В это время горничная принесла Бегушеву чай.
- Поставь это на стол и сама можешь уйти! - сказала ей Домна Осиповна.
Горничная исполнила ее приказание и ушла.
Бегушев, вероятно очень мучимый жаждою, сразу было хотел выпить целый стакан, но вдруг приостановился, поморщился немного, поставил стакан снова на стол и даже поотодвинул его от себя: чай хоть и был приготовлен из особого ящика, но не совсем, как видно, ему понравился. Домна Осиповна заметила это и постаралась внимание Бегушева отвлечь на другое.
- Постойте, постойте! - начала она как бы слегка укоризненным тоном. Я вас сейчас поймаю; положим, действительно многие, как вы говорите, ездят, чтобы только физически раздражать свои органы слуха и зрения; но зачем вы-то, все уж, кажется, видевший и изучивший, ездили сегодня в театр?
- Я? - спросил Бегушев.
- Да, вы!.. Мне не на шутку досадно было: я больна, скучаю, а вы не едете ко мне.
- Очень просто: я слушал "Травиату"! - объяснил Бегушев.
Лицо Домны Осиповны при этом мгновенно просияло.
- А! - сказала она и потом присовокупила тихо нежным голосом: - Что же, по той все причине, что Травиата напоминает вам меня?
- Не по иной другой-с! - отвечал Бегушев вместе шутливо и с чувством.
- Уж именно! - подтвердила Домна Осиповна. - Я не меньше Травиаты выстрадала: первые годы по выходе замуж я очень часто больна была, и в то время, как я в сильнейшей лихорадке лежу у себя в постели, у нас, слышу, музыка, танцы, маскарады затеваются, и в заключение супруг мой дошел до того, что возлюбленную свою привез к себе в дом...
Бегушев, сидевший все потупившись, при этом вдруг приподнял голову и уставил пристальный взгляд на Домну Осиповну.
- Скажите: вы очень любили вашего мужа? - спросил он.

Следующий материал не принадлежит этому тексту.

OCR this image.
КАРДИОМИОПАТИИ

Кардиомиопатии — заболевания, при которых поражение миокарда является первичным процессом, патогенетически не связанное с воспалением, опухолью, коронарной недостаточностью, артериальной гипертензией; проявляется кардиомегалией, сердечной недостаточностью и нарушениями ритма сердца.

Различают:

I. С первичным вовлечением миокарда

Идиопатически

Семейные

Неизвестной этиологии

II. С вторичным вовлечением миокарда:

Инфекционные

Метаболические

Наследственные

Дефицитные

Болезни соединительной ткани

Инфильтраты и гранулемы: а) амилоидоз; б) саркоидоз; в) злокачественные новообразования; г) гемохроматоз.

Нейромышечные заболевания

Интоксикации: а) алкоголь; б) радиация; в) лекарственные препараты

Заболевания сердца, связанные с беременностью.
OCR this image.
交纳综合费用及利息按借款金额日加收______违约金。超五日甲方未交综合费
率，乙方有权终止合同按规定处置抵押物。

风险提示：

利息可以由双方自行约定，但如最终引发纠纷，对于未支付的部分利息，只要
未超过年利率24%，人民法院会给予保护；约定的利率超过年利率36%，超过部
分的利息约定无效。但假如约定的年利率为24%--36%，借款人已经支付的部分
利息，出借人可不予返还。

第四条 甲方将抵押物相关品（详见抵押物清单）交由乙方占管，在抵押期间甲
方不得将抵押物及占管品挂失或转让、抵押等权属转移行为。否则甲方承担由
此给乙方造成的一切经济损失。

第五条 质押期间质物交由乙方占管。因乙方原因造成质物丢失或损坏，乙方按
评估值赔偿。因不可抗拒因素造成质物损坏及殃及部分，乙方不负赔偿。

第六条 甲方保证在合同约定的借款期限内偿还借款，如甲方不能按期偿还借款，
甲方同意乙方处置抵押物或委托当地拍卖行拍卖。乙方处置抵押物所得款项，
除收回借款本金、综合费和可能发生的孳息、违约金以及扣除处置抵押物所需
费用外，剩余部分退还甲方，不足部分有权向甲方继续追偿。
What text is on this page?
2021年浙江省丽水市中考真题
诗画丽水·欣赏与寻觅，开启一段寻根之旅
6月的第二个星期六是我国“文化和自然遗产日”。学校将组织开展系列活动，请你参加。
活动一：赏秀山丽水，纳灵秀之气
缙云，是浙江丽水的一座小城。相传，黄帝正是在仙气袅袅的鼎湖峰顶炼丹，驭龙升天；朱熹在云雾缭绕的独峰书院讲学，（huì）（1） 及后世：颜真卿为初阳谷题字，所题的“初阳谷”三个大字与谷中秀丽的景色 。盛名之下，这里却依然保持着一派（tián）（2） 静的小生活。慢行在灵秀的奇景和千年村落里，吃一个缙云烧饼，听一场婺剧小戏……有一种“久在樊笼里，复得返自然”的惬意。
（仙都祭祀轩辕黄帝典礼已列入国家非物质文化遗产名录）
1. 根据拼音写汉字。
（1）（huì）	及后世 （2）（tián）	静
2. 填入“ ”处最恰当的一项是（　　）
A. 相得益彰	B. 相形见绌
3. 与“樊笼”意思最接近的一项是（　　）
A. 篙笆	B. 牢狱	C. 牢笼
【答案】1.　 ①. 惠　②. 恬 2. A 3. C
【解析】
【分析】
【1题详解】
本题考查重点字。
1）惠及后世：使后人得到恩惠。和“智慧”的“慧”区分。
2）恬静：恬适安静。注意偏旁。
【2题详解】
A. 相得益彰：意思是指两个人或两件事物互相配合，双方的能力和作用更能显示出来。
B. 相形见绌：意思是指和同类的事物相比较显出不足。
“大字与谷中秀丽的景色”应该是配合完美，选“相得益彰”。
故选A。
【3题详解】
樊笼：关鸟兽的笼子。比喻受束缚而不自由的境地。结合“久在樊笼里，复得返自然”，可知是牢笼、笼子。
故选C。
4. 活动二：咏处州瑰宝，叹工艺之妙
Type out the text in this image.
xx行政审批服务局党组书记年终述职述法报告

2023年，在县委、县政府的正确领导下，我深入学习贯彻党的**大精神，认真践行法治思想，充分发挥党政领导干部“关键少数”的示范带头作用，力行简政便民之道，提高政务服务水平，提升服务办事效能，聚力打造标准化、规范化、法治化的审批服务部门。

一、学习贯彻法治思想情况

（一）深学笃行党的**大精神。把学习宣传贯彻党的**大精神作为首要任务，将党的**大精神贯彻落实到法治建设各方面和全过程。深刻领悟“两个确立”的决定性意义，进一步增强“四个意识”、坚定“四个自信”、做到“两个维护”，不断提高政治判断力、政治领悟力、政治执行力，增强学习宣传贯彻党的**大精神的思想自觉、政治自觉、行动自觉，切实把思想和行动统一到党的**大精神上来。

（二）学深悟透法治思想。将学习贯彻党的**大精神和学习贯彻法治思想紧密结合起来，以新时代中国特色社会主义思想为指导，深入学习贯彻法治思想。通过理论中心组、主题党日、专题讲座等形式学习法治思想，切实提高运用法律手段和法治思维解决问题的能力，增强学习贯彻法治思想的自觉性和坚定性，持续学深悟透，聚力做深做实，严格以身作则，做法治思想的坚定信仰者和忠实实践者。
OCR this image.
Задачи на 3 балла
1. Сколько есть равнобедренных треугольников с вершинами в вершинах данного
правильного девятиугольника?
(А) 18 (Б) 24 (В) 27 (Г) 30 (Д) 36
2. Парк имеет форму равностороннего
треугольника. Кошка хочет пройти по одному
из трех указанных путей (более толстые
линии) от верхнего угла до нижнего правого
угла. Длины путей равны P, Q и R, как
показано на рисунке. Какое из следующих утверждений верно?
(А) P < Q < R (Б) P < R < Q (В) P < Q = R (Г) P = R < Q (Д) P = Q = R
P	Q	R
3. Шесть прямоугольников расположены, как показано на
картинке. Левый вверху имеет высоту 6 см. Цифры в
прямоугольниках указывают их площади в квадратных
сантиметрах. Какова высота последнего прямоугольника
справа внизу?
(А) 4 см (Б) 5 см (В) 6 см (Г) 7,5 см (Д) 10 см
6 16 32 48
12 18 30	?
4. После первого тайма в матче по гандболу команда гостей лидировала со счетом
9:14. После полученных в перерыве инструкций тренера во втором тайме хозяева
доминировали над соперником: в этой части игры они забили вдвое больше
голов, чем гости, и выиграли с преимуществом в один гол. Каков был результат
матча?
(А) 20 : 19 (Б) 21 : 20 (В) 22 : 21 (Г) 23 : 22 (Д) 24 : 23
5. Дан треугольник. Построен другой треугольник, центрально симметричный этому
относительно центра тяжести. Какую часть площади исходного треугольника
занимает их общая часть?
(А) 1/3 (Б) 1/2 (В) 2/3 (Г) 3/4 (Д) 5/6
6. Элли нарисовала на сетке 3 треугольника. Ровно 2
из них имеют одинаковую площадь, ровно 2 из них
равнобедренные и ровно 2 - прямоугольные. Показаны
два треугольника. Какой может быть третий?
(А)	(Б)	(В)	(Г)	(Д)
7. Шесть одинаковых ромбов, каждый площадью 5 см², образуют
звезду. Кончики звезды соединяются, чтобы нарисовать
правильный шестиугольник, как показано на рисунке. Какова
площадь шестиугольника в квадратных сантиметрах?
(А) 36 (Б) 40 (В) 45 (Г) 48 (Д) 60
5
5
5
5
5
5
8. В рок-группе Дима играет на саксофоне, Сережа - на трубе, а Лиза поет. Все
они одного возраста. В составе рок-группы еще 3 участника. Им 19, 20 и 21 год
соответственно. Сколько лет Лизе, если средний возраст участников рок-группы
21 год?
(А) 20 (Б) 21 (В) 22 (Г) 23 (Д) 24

- Очень! - отвечала Домна Осиповна. - И это чувство во мне, право, до какой-то глупости доходило, так что когда я совершенно ясно видела его холодность, все-таки никак не могла удержаться и раз ему говорю: "Мишель, я молода еще... - Мне всего тогда было двадцать три года... - Я хочу любить и быть любимой! Кто ж мне заменит тебя?.." - "А любой, говорит, кадет, если хочешь..."
- Дурак! - произнес, как бы не утерпев, Бегушев и повернулся в своем кресле.
Домна Осиповна покраснела: она поняла, что чересчур приподняла перед Бегушевым завесу с своих семейных отношений.
- Конечно, это так глупо было сказано, что я даже не рассердилась тогда, - поспешила она прибавить с улыбкой.
Но Бегушев оставался серьезным.
- И что же вы, жили с ним после этого? - проговорил он.
- Да!..
- Странно! - сказал Бегушев, снова потупляя свое лицо. Ему как будто бы совестно было за Домну Осиповну.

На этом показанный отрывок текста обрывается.